The key concern relied upon the content of the communication, in order to promote a deep adaptation to regional tastes and habits, respecting the different lifestyles. The institutional advertising campaign focused on the concept of woman and her relationship with important symbols such as family, considering different phases of her life-cycle (teenager, mother with children, and housewife in her home routine) and different women’s styles. This approach nationalized the concept and the importance of women from all Brazilian regions, enabling identification and awareness. The objectives of this paper are:
(a) to present the campaign, as it could serve as a model to be replicated by other companies, in emergent or developing countries; and
(b) to analyze the campaign using the theoretical framework of the Ethics of Care.

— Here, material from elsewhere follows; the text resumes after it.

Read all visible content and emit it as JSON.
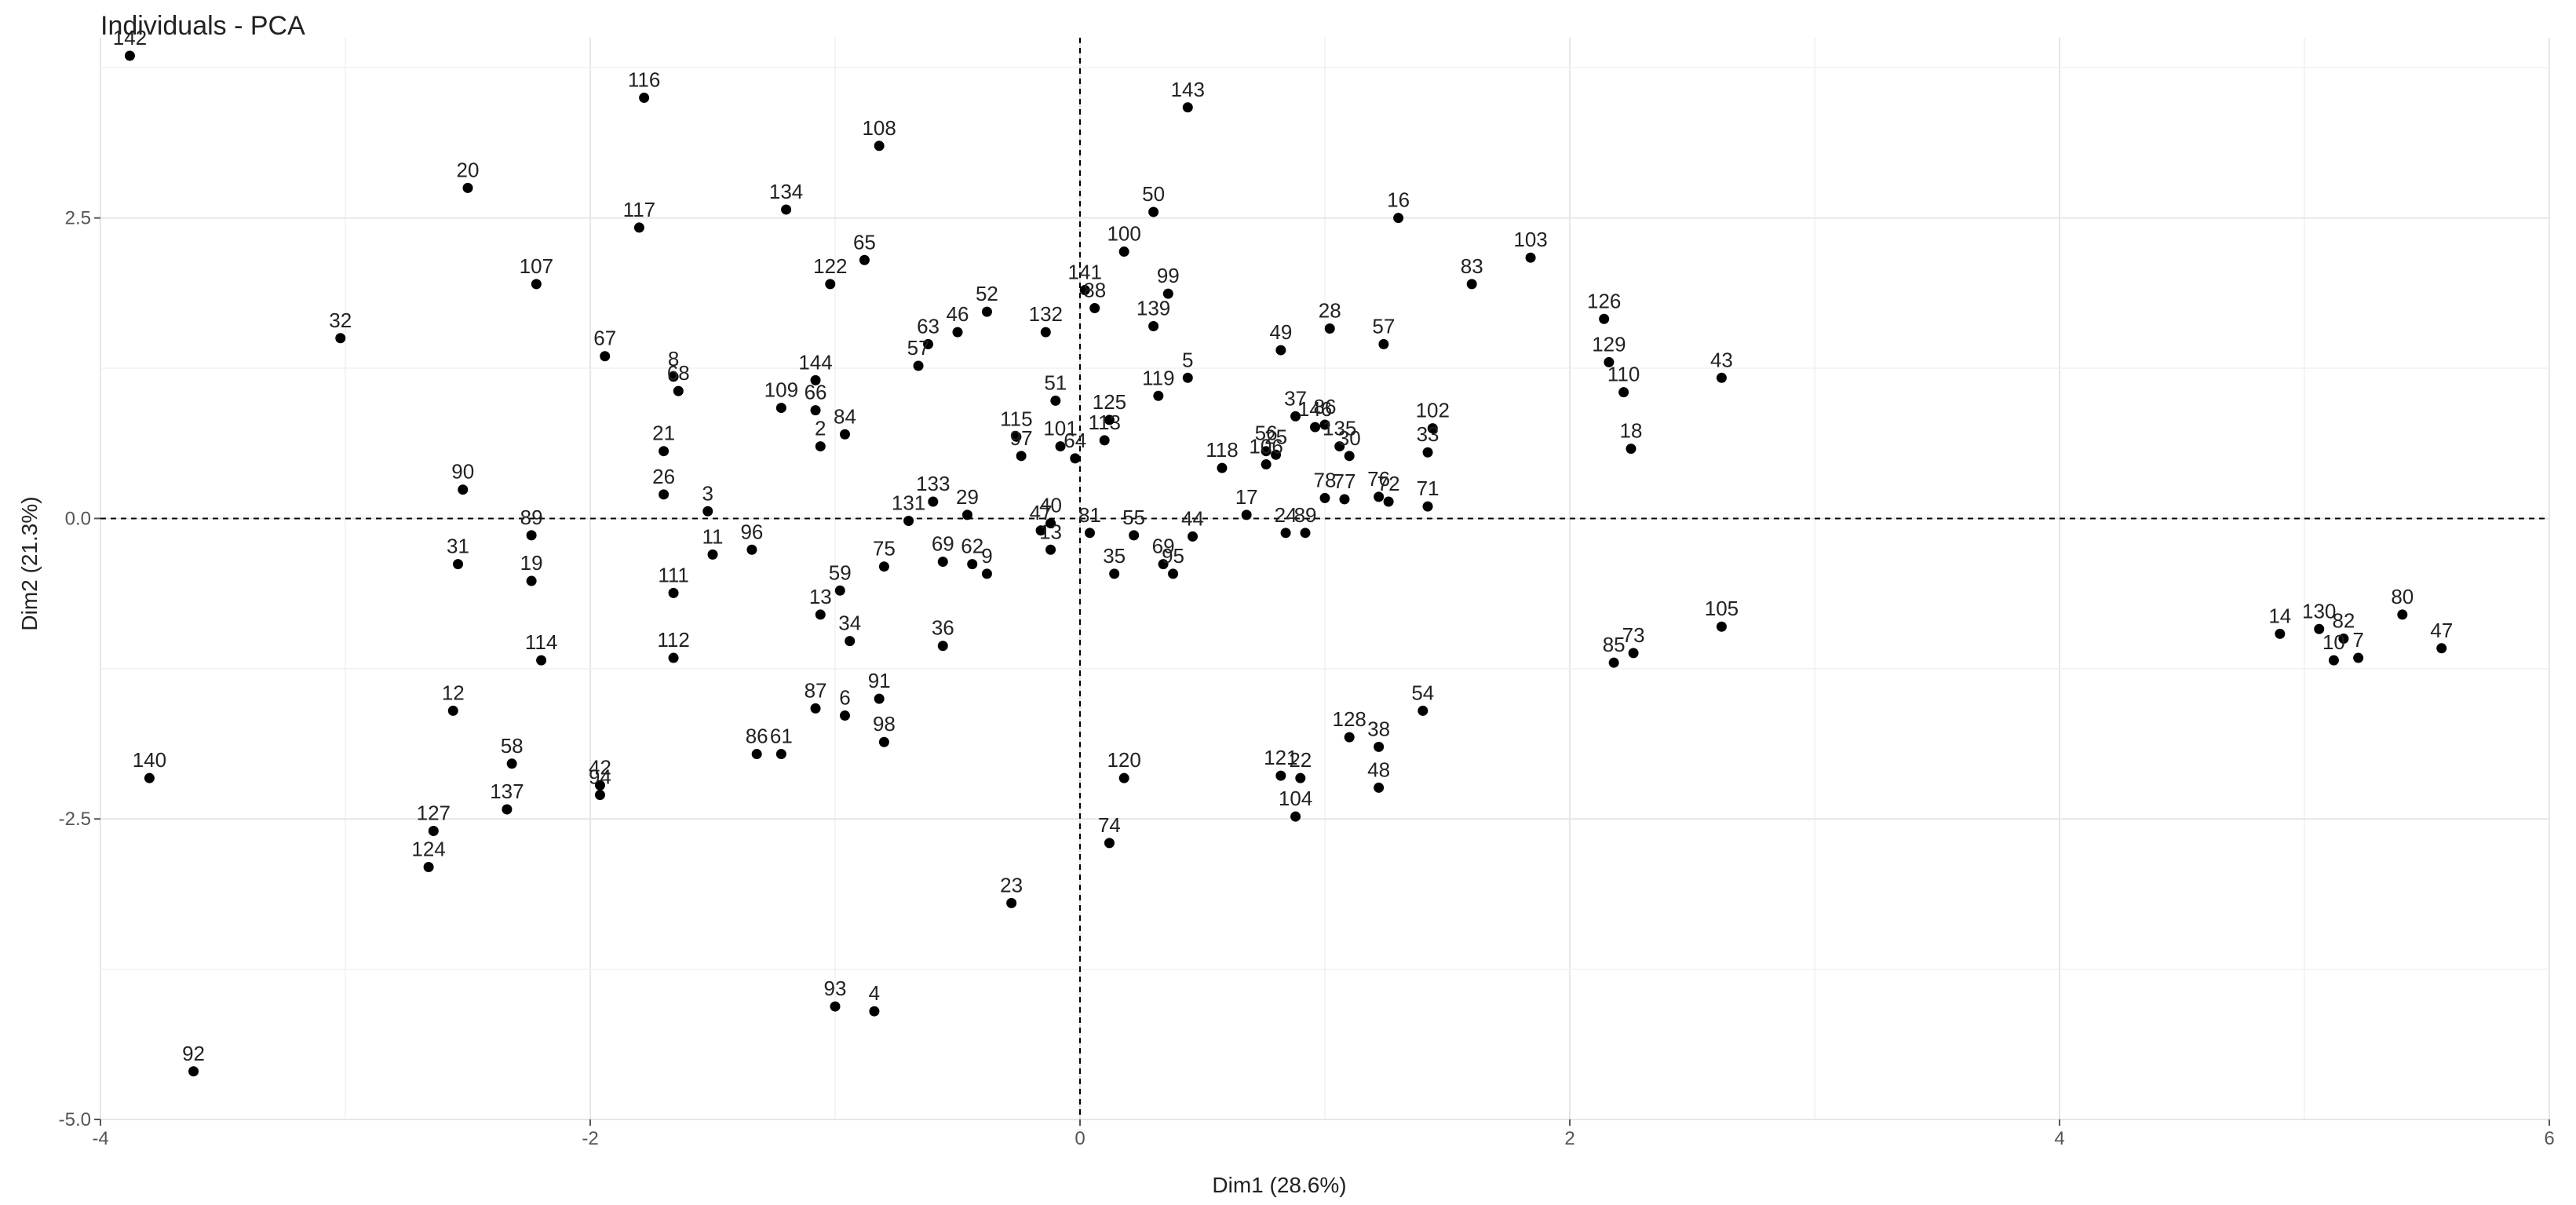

Read more at: Maria Cecilia Coutinho de Arruda & Gabriel Levrini. 2015. Successful Business Leaders’ Focus on Gender and Poverty Alleviation: The Lojas Renner Case of Job and Income Generation for Brazilian Women.
Journal of Business Ethics, 132(3), 627-638.
How product market competition affects corporate environmental responsibility
Although the mainstream of current thinking in the business literature recognises that firms should invest in environmental responsibility, the theory on how product market competition affects firms’ environmental responsibility remains undeveloped. Using cost-benefit analysis, the authors hypothesise that the relationship between product market competition (i.e., differential industry-level competition and heterogeneous firm-level market power) and corporate environmental responsibility (CER) will be curvilinear.
They find support for this hypothesis through an empirical test on a panel of 792 listed manufacturing companies from 2006 to 2008 in China. The results show that (1) either too much or too little industrial competition and (2) either too much or too little firm-level market power lead to lower environmental responsibility. These results reveal that CER is strategically chosen and related to competitive situations.
Read more at: X. H. Meng, S. X. Zeng, X. M. Xie & G. Y. Qi. 2016. The impact of product market competition on corporate environmental responsibility.
Asia Pacific Journal of Management, 33(1), 267-291.